In the end, both Bush and Dukakis were at times seen as frontrunners, while Rubio has consistently trailed in the polls for the past eight months, despite media predictions of a surge.
If Rubio wins the nomination, it'll be unprecedented
We talk a lot about the importance of Iowa and New Hampshire, but that's because historically they have been decent harbingers of nationwide success. Both Bush and Dukakis were able to come back from a third-place Iowa finish and win the New Hampshire primary, and no candidate has ever finished worse than second in both Iowa and New Hampshire and gone on to win.
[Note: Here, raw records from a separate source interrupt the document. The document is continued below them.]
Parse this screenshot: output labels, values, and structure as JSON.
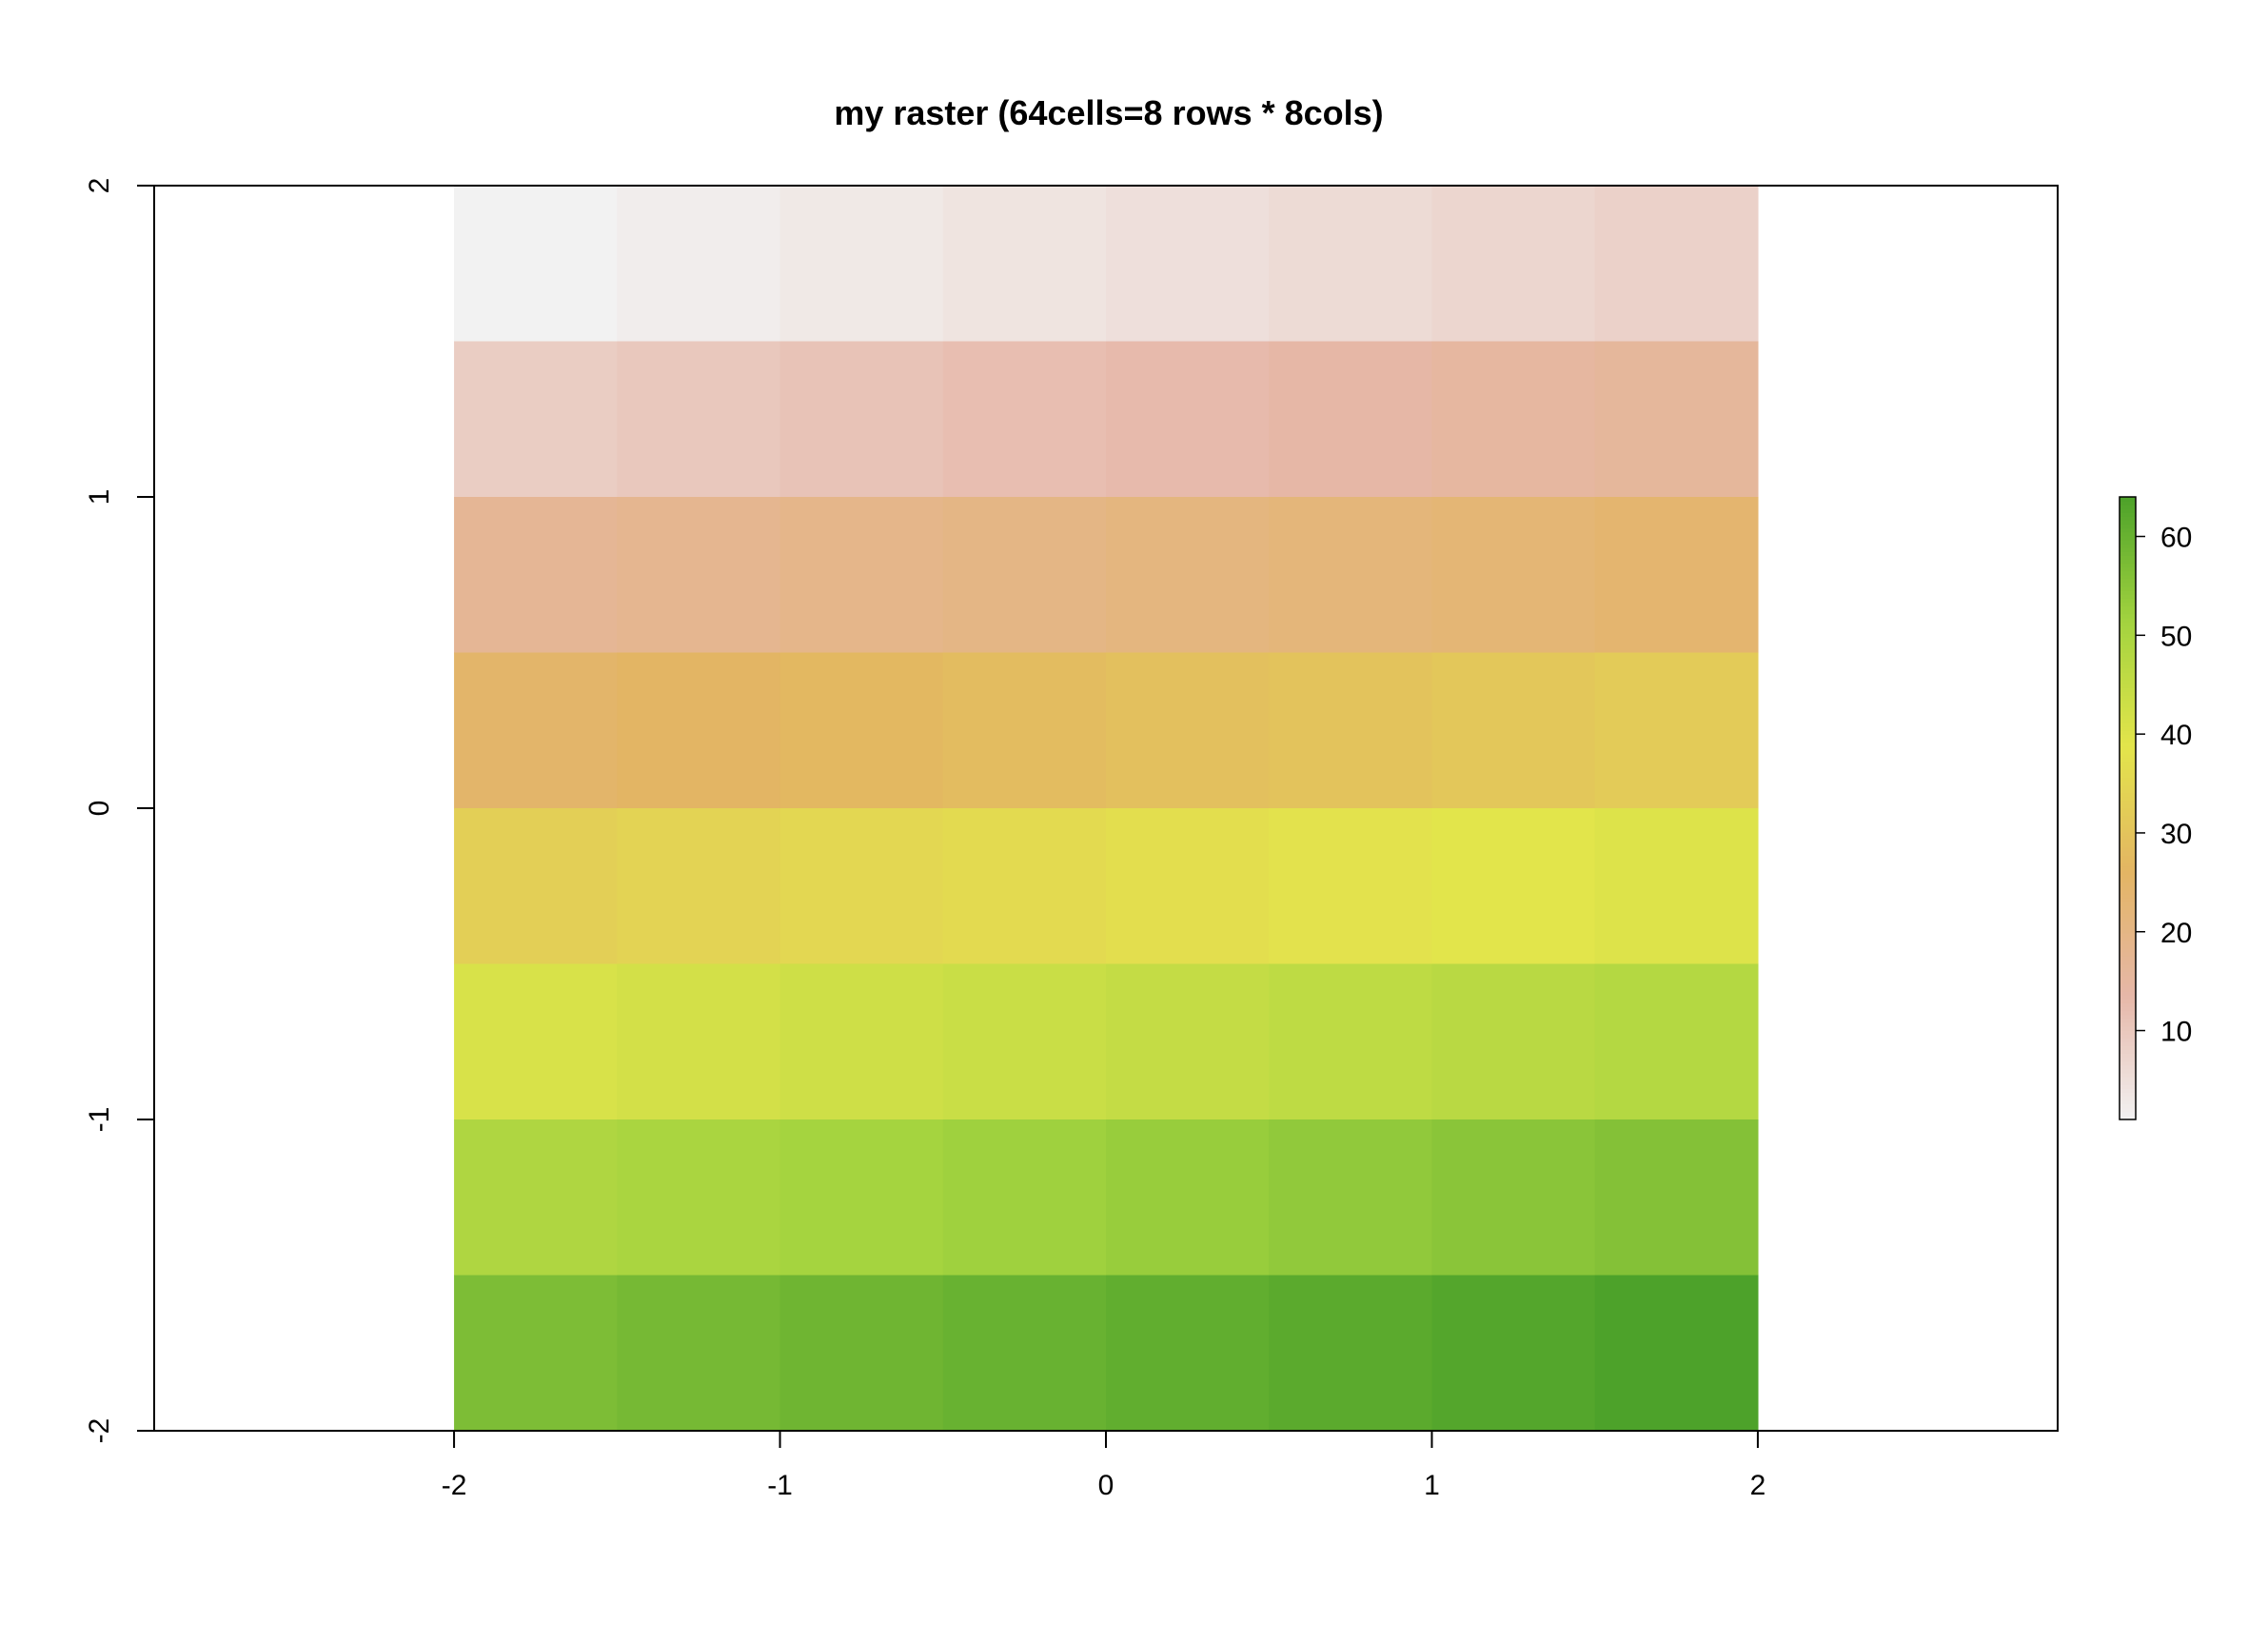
{
  "chart_data": {
    "type": "heatmap",
    "title": "my raster (64cells=8 rows * 8cols)",
    "xlabel": "",
    "ylabel": "",
    "rows": 8,
    "cols": 8,
    "extent": {
      "xmin": -2,
      "xmax": 2,
      "ymin": -2,
      "ymax": 2
    },
    "xlim": [
      -2.92,
      2.92
    ],
    "ylim": [
      -2,
      2
    ],
    "values": [
      [
        1,
        2,
        3,
        4,
        5,
        6,
        7,
        8
      ],
      [
        9,
        10,
        11,
        12,
        13,
        14,
        15,
        16
      ],
      [
        17,
        18,
        19,
        20,
        21,
        22,
        23,
        24
      ],
      [
        25,
        26,
        27,
        28,
        29,
        30,
        31,
        32
      ],
      [
        33,
        34,
        35,
        36,
        37,
        38,
        39,
        40
      ],
      [
        41,
        42,
        43,
        44,
        45,
        46,
        47,
        48
      ],
      [
        49,
        50,
        51,
        52,
        53,
        54,
        55,
        56
      ],
      [
        57,
        58,
        59,
        60,
        61,
        62,
        63,
        64
      ]
    ],
    "x_ticks": [
      "-2",
      "-1",
      "0",
      "1",
      "2"
    ],
    "y_ticks": [
      "-2",
      "-1",
      "0",
      "1",
      "2"
    ],
    "legend": {
      "placement": "right",
      "range": [
        1,
        64
      ],
      "ticks": [
        "10",
        "20",
        "30",
        "40",
        "50",
        "60"
      ]
    },
    "colormap": [
      "#f2f2f2",
      "#e6b7a8",
      "#e3b563",
      "#e3e54b",
      "#a3d33f",
      "#4da22a"
    ],
    "grid": false
  }
}
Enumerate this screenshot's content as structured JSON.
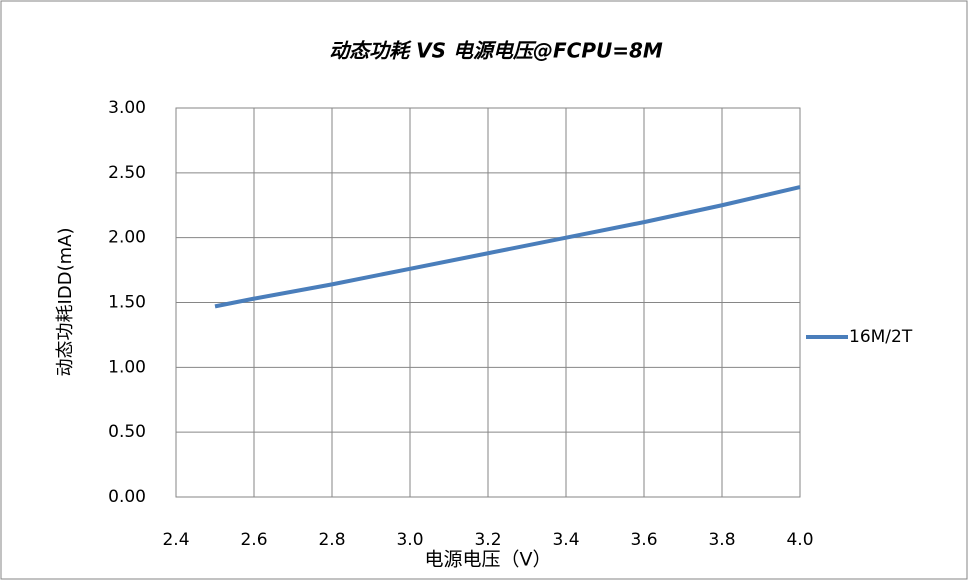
{
  "chart_data": {
    "type": "line",
    "title": "动态功耗 VS 电源电压@FCPU=8M",
    "x_label": "电源电压（V）",
    "y_label": "动态功耗IDD(mA)",
    "x": [
      2.5,
      2.6,
      2.8,
      3.0,
      3.2,
      3.4,
      3.6,
      3.8,
      4.0
    ],
    "series": [
      {
        "name": "16M/2T",
        "color": "#4a7ebb",
        "values": [
          1.47,
          1.53,
          1.64,
          1.76,
          1.88,
          2.0,
          2.12,
          2.25,
          2.39
        ]
      }
    ],
    "xlim": [
      2.4,
      4.0
    ],
    "xticks": [
      2.4,
      2.6,
      2.8,
      {
        "value": 3,
        "label": "3.0"
      },
      3.2,
      3.4,
      3.6,
      3.8,
      {
        "value": 4,
        "label": "4.0"
      }
    ],
    "ylim": [
      0,
      3
    ],
    "yticks": [
      {
        "value": 0,
        "label": "0.00"
      },
      {
        "value": 0.5,
        "label": "0.50"
      },
      {
        "value": 1,
        "label": "1.00"
      },
      {
        "value": 1.5,
        "label": "1.50"
      },
      {
        "value": 2,
        "label": "2.00"
      },
      {
        "value": 2.5,
        "label": "2.50"
      },
      {
        "value": 3,
        "label": "3.00"
      }
    ],
    "grid": true,
    "legend": "right"
  }
}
The poll average from HuffPollster shows Donald Trump with a massive lead in New Hampshire, while Ted Cruz, John Kasich, and Rubio are fighting for second. It's too soon to measure how the Iowa caucus results will change this algebra, but we know it's unlikely Rubio will win New Hampshire, which gives him a narrow path to the nomination.
That said, if we've learned anything about this GOP primary season, it's that it is different from any we've seen before — and that it'll probably drag on longer than your usual primary, which is likely a good thing if Rubio wants voters to forget about his third-place ribbons.